Types of Cranes for Construction

It would be all but impossible (and certainly inefficient) to build bridges, high-rises, roads, or any other large project without construction cranes. They are used to raise or lower heavy objects, transport objects around the construction site, and are essential for the building or deconstructing large structures. 

Many different types of cranes have been developed to meet specific needs of given projects, because they are vital to building so many different structures. A crawler cranes will be different depending on the kind of lift it’s designed to execute. This guide will introduce a few of the many kinds of construction cranes available and a bit about which type of project they are most helpful for.  

Static cranes and mobile cranes ‌ 

The many types of construction cranes can be broken down into two basic categories: static and mobile.  

 Static cranes: 

  • These cranes are to be used in a single space and move things along a predetermined path. 
  • They are frequently attached to the roof or side of a structure. 
  • They can also be anchored directly to the ground. 
  • In any case, these are designed to stay in a single spot for the duration of construction.  

Mobile cranes: 

  • As the name implies, these cranes are designed to move about the jobsite during a construction project. 
  • These are intended to be used to move things from one place to another quickly and easily.‌ 

What Are Static Cranes?  

Static cranes are used mostly for long-term construction projects or are intended to be permanently installed on a jobsite. 

Static Cranes: 

  • Are designed to lift and move heavy loads along a preset path 
  • Are designed to accomplish pre-planned tasks 
  • Perform the task they are designed for very well but offer little flexibility on the job. 
  • There are several types of static construction cranes, each designed to meet different needs.


Tower Cranes  

  • Tower cranes are perhaps the most widely recognized type of crane for construction, if for no other reason than they are hard to miss. Often quite large, their crane towers stand tall in the middle of construction sites for all the world to see.  

Tower cranes are made up of the tower, or mast, and the jib, the arm that extends out from the mast. The jib can move a full 360° around the mast, with a trolley that runs up and down the full length of the jib, allowing the block hook to be lowered to the correct location.  

Static cranes are the type most often used to build large structures over a longer timeline. They’re commonly used in urban areas where space is limited and the public is rarely far away. Their stability provides an extra layer of safety for both those who work at the sight and those outside the fencing.  

They are powerful and capable of lifting large weights very high if necessary, but they are limited to a single area. While they do extend and rotate, there is still a limit to their range of motion. 
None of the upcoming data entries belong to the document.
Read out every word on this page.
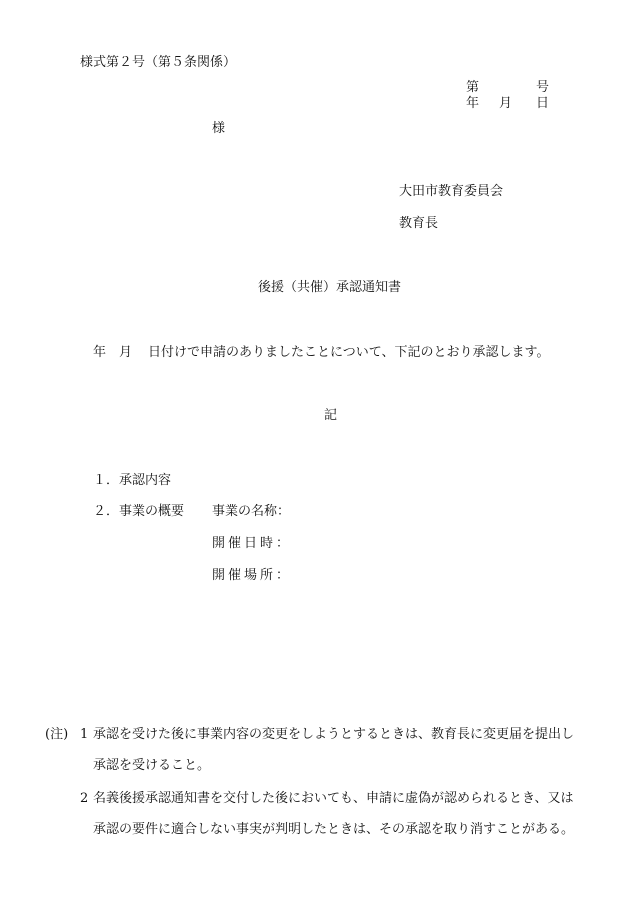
様式第２号（第５条関係）
第	号
年 月 日
様
大田市教育委員会
教育長
後援（共催）承認通知書
年 月 日付けで申請のありましたことについて、下記のとおり承認します。
記
１．承認内容
２．事業の概要 事業の名称：
開催日時：
開催場所：
(注) 1 承認を受けた後に事業内容の変更をしようとするときは、教育長に変更届を提出し
承認を受けること。
2 名義後援承認通知書を交付した後においても、申請に虚偽が認められるとき、又は
承認の要件に適合しない事実が判明したときは、その承認を取り消すことがある。
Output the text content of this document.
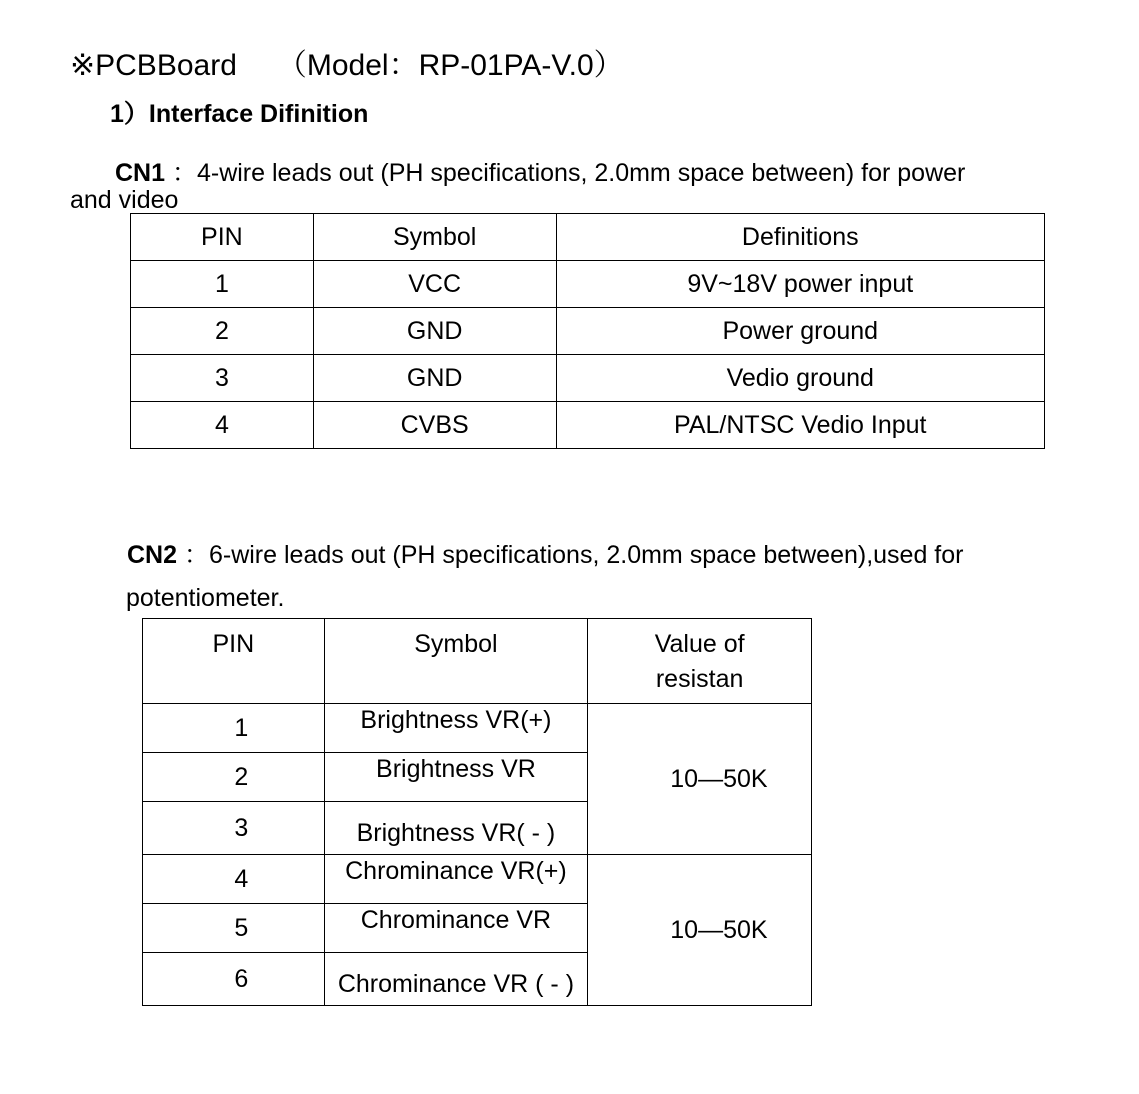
※PCBBoard （Model：RP-01PA-V.0）
1）Interface Difinition
CN1 ：4-wire leads out (PH specifications, 2.0mm space between) for power
and video
PIN	Symbol	Definitions
1	VCC	9V~18V power input
2	GND	Power ground
3	GND	Vedio ground
4	CVBS	PAL/NTSC Vedio Input
CN2 ：6-wire leads out (PH specifications, 2.0mm space between),used for
potentiometer.
PIN	Symbol	Value of
resistan

1	Brightness VR(+)	10—50K
2	Brightness VR	
3	Brightness VR( - )	
4	Chrominance VR(+)	10—50K
5	Chrominance VR	
6	Chrominance VR ( - )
There are three primary types of tower cranes, including: 

  • Hammerhead cranes 
  • Luffing tower cranes 
  • Self-erecting tower cranes 

Hammerhead Cranes   

Hammerhead cranes resemble an upside-down L, with the jib remaining at a set level. The jib can usually rotate but cannot be raised or lowered. This model is frequently found on loading docks where many cranes may be operating simultaneously at various levels. They are also used in situations where space may be limited, like inside a structure or at particularly tight construction sites.  

There are two basic designs for tower cranes: the A-frame, and the flat top. 

The A-frame: 

  • Uses a metal structure to connect cables from the jib to the counter jib, a short but has a heavily weighted structure behind the jib 
  • This is used for leverage and allows this type of tower crane to lift heavier weights. 

The flat-top: 

  • Has no additional structures above the tower and is used for lifting lighter weights 

Luffing Jib Crane  

  • The luffing jib type of tower crane is very similar in structure to the hammerhead but has one major difference. The jib can be raised and lowered on luffing jib construction cranes. This design gives them added flexibility while allowing them to lift heavier weights.  
  • The luffing crane is more expensive than the hammerhead, but can be more efficient with a smaller rotation radius, allowing it to be used in tighter construction sites. It can also be used where multiple cranes are operating at the same time.  

Self-Erecting Cranes  

  • Relatively speaking, the self-erecting cranes are the lightweights of the static crane family. They are designed to be easily set up and dismantled. 

Self-erecting cranes are ideal for working in tight spaces or for shorter-term construction jobs. Their major shortcoming, however, is that they cannot lift as much weight as the other types of tower cranes.  

Level Luffing Cranes  

Similar in appearance and function to the tower luffing cranes, the level luffing cranes have one major difference — they do not have trolleys that run along the jib. Instead, the hook block is fixed at the end of the jib, and the jib itself moves up and down to move the load. This design allows the load to stay level while being lifted.  

This type of construction crane is most often used for shipbuilding and loading and unloading freight.